Magdeburg. Zwei Polizeibeamte, die sich um die Auswertung der Telefondaten des angeklagten Lokführers kümmerten, sagten, der 41-Jährige habe zum Unglückszeitpunkt nicht telefoniert. Davor und kurz danach seien allerdings Telefonate geführt worden.

Ein Nebenkläger beantragte ein Gutachten, das den genauen Zeitpunkt des Zusammenstoßes der Züge feststellen soll. Die Vorsitzende Richterin Claudia Methling sagte, das sei für das Gericht natürlich wichtig. Es werde nun darüber nachgedacht, wie ein Auftrag für einen Gutachter genau aussehen könne.

Bei der Kollision starben am 29. Januar 2011 zehn Menschen, 23 wurden verletzt. Der Güterzug-Lokführer soll zwei Haltesignale übersehen haben. Das hat er zum Prozessbeginn auch zugegeben, allerdings keine Gründe genannt. Er ist unter anderem wegen fahrlässiger Tötung angeklagt und schweigt.

Der erste Notruf ging bei der Polizei um 22.28 Uhr ein, wie ein Zeuge berichtete. Die Feuerwehr wurde eine Minute später alarmiert. Allerdings ist nicht klar, wie viel Zeit zwischen dem Unglück und den Anrufen verstrich.

Es steht auch die Frage im Raum, ob der Lokführer sich während der Fahrt eine DVD ansah. Ein Polizist, der in der Unglücksnacht in Hordorf war, fand in der Lok die Hülle eines DVD-Players, später bekam er von dem Lokführer das dazugehörige Gerät. Daran seien Glassplitter gewesen, die von der zersplitterten Frontscheibe der Lok stammen könnten. Der Angeklagte habe ihm damals gesagt, er habe das Gerät für Pausen dabei.
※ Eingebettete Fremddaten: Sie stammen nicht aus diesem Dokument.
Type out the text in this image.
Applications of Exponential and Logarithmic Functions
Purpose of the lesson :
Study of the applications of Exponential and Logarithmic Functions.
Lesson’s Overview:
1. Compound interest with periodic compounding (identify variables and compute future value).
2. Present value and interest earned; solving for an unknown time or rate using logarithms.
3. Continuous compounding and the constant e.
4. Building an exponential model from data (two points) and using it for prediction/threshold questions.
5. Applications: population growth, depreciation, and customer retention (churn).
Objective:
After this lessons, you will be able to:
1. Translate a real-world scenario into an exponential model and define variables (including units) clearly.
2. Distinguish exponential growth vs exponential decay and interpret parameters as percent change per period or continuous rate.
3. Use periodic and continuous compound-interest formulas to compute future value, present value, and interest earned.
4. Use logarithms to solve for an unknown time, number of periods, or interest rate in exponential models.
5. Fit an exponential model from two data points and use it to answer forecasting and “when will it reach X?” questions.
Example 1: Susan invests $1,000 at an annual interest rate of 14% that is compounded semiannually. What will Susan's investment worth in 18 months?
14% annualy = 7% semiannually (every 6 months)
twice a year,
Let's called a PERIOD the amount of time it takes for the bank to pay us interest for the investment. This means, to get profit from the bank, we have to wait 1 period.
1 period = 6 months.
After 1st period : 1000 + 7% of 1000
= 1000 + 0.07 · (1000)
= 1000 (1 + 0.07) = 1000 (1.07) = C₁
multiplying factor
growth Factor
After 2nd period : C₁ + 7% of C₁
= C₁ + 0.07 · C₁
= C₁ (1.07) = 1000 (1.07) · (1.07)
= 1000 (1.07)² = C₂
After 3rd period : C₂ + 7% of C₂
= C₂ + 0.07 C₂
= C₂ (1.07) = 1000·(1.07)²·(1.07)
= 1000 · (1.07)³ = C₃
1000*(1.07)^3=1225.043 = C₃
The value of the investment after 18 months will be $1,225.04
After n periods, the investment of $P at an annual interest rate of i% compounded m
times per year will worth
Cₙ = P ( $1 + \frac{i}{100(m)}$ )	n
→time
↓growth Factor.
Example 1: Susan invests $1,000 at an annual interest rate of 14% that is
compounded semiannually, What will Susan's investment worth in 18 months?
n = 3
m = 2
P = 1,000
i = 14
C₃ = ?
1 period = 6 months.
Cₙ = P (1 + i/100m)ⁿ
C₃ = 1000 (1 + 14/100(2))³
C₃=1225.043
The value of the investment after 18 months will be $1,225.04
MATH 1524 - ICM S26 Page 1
Im Prozess spielt weiter der Verdacht eine Rolle, der Lokführer könnte sich statt in der ersten in der zweiten Lok befunden haben, die den Güterzug zog. Ein Nebenkläger stellte am Donnerstag den Antrag auf ein unfallanalytisches Gutachten, das unter anderem klären soll, ob der 41-Jährige so geringe Verletzungen davontragen konnte, obwohl er ganz vorn saß. Der Verteidiger des Angeklagten bezeichnete solch ein Gutachten als überflüssig, diverse Zeugen hätten ausgesagt, der Lokführer könne nur in der ersten Lok gewesen sein. Nur ein Zeuge hat bislang gesagt, er habe den Lokführer in der Nacht in der zweiten Lok gesehen.

Der Prozess wird am 8. November fortgesetzt.